We have a chance to speak out against too much testing
Should my dentist’s performance be rated by how many cavities I have? Or my physician be evaluated based on my body mass index? Of course not. Yet, 50 percent of each teacher’s evaluation in the Heights and throughout Ohio is based on how well students perform on tests. Some of the measures used to determine whether there is sufficient student improvement are standardized state tests. This method for evaluating teacher performance is one of the causes of excessive testing in Ohio. Much of this mandated testing is really about rating and ranking teachers, schools, districts and communities instead of determining how to improve student learning.
Students in our school system are learning, but some students start further behind. Some children enter kindergarten in our district and don’t know their colors, can’t recognize letters of the alphabet, or don’t know their own first names. In many cases our dedicated teachers are able to help bring these children up to grade level by third grade—an amazing accomplishment.
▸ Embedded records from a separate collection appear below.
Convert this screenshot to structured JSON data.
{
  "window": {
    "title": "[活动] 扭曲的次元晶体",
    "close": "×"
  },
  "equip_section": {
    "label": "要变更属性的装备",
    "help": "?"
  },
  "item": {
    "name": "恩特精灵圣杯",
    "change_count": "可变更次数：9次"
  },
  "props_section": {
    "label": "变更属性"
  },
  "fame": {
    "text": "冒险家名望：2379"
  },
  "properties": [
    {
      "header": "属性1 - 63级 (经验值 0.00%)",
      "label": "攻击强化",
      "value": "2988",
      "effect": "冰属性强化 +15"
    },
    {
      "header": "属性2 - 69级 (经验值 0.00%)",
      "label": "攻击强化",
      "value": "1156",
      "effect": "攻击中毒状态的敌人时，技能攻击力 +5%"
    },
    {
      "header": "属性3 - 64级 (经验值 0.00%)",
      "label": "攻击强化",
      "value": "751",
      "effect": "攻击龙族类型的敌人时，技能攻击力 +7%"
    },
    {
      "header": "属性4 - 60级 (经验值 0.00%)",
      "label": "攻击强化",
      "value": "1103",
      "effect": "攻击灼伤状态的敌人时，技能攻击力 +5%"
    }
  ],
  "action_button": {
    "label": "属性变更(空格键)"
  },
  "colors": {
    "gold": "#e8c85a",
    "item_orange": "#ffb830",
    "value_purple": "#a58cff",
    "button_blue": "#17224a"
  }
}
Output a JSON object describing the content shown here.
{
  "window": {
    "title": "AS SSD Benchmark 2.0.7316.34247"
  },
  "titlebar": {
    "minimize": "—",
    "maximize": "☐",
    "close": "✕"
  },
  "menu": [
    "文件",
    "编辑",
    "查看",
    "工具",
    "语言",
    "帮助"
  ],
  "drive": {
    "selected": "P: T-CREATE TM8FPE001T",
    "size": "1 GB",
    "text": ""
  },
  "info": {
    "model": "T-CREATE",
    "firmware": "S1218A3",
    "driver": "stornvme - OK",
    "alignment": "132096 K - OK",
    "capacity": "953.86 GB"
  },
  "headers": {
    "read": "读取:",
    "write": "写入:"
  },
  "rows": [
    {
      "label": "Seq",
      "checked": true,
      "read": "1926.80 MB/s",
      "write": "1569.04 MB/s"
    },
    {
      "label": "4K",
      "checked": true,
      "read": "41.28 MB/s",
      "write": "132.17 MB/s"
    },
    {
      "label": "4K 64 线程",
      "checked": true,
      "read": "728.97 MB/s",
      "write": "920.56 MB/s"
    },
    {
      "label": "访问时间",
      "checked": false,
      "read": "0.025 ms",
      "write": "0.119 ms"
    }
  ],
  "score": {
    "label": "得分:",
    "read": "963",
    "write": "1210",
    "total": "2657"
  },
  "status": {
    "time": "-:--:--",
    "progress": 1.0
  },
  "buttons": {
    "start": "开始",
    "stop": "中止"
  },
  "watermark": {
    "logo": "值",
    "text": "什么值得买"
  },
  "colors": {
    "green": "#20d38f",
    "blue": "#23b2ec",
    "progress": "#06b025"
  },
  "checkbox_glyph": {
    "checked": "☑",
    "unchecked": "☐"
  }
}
Older students who enter our schools who are below grade level are much less malleable. To compare these students with children from families who have had every possible advantage does not make sense, but that is what we do in Ohio. The “test and punish” system that is prevalent in Ohio does not recognize the fact that students who come from impoverished backgrounds need exposure to museums, libraries, books, music lessons, travel, and a thousand other opportunities.
I believe it is our responsibility to teach and value all children who come through our doors. Just because they may take a little longer to gain proficiency does not mean they are not smart and capable. Unfortunately, scores from these students will lower their teachers’ evaluation ratings, along with [those of] their school, district and community. Ultimately, it will take some students even longer to catch up because of the stigma they will assign themselves because they are behind academically.
The Every Student Succeeds Act (ESSA), a new federal law, allows state legislatures to decouple teacher evaluations from student growth measures, thus reducing the number of mandated tests. We have an important opportunity to try to influence our legislators, but we have to speak up.
People around the country are starting to realize that the current law requires testing children for the wrong reasons. Many also realize that this excessive testing is unreliable, invalid, and does not benefit children. Not only is it costly and inefficient, instructional time lost to testing is lost forever.
The Heights Coalition for Public Education formed, in part, to address the poor use of testing. Susie Kaeser and I, along with many other dedicated community members, have been gathering interest and support while educating everyone we are in contact with about the disastrous effects of education policy over the last 25 years.
Join us and close to 1,000 others who agree with the group’s position statement at chuh.net/coalition. We can make a difference if we speak with enough support at regional stakeholder meetings being held by the Ohio Department of Education throughout the state (meeting information will be posted on the coalition’s website). We may not get another chance.
Ari Klein is a lifelong community member, math teacher at Cleveland Heights High School, and president of the Cleveland Heights Teachers Union.